Der Entführungsort ist jedenfalls nicht abgelegen, wohl aber anonym, in der Nähe eine gut frequentierte Tankstelle, eine viel befahrene Ausfallstraße, gleich an der Haltestelle ein Supermarkt. Der Schüler hatte es nur wenige Minuten weit vom Bus 35 an der Haltestelle Mörfelder Landstraße/Ecke Stresemannallee zu seinem Elternhaus in Frankfurt-Sachsenhausen, einer jener alten Villen mit schmiedeeisernen Toren, in denen – dezenter als in dem protzigen, neuen Nobelviertel Lerchesberg am Rand desselben Stadtteils – diskrete Firmen und alteingesessene Familien residieren.

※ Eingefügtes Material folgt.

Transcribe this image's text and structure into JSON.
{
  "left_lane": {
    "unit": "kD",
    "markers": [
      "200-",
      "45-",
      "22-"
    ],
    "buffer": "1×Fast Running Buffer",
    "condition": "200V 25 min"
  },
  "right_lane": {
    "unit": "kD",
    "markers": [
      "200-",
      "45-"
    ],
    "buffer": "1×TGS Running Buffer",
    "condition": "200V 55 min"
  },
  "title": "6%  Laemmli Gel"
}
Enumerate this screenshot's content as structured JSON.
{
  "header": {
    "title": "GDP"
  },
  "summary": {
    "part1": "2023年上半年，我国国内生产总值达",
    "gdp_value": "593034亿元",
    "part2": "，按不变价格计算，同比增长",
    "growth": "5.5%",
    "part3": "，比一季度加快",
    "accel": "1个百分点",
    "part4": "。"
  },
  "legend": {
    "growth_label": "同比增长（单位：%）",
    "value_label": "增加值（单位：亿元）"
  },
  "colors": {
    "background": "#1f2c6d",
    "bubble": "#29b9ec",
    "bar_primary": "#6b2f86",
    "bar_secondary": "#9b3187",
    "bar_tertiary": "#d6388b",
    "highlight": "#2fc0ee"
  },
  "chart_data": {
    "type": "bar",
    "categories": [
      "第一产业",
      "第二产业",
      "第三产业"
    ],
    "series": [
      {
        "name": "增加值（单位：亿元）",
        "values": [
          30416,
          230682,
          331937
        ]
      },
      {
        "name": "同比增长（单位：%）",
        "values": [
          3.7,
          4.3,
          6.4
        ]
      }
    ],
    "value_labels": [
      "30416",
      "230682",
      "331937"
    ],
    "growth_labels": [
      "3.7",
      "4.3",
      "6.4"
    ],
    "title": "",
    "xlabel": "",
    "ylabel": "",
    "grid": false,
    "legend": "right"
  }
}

Rund um den vermuteten Tatort herrschte gestern, bis auf die Fernsehübertragungswagen, kein geschäftigeres Treiben als sonst auch. Nirgends in der Bankenstadt sind die Kontraste zwischen Armen und Reichen so groß wie auf der Südseite des Mains. Zwischen den in Parks verborgenen Villen, etliche früher Sommerquartiere der stadtmüden Bankiers, und dem euphemistisch so genannten Sonnenhügel mit seinen aufeinander getürmten Hochhauswaben in Sichtweite klaffen soziale Unterschiede. Der Vater des Jungen, Friedrich von Metzler, einer der sechs Inhaber des 1674 gegründeten Familienbetriebes, der Privat- und Investmentbank B. Metzler seel. Sohn & Co. mit 650 Mitarbeitern, ist in der Stadt wie schon seine Vorfahren als Mäzen geschätzt. Er spendete Millionen für soziale Zwecke, Museen und eine Gastprofessur. Polizeipräsident Weiss-Bolland nannte die Tat ein „menschenverachtendes Verbrechen“, das in der „jüngeren Geschichte Frankfurts“ „ohne Beispiel“ sei.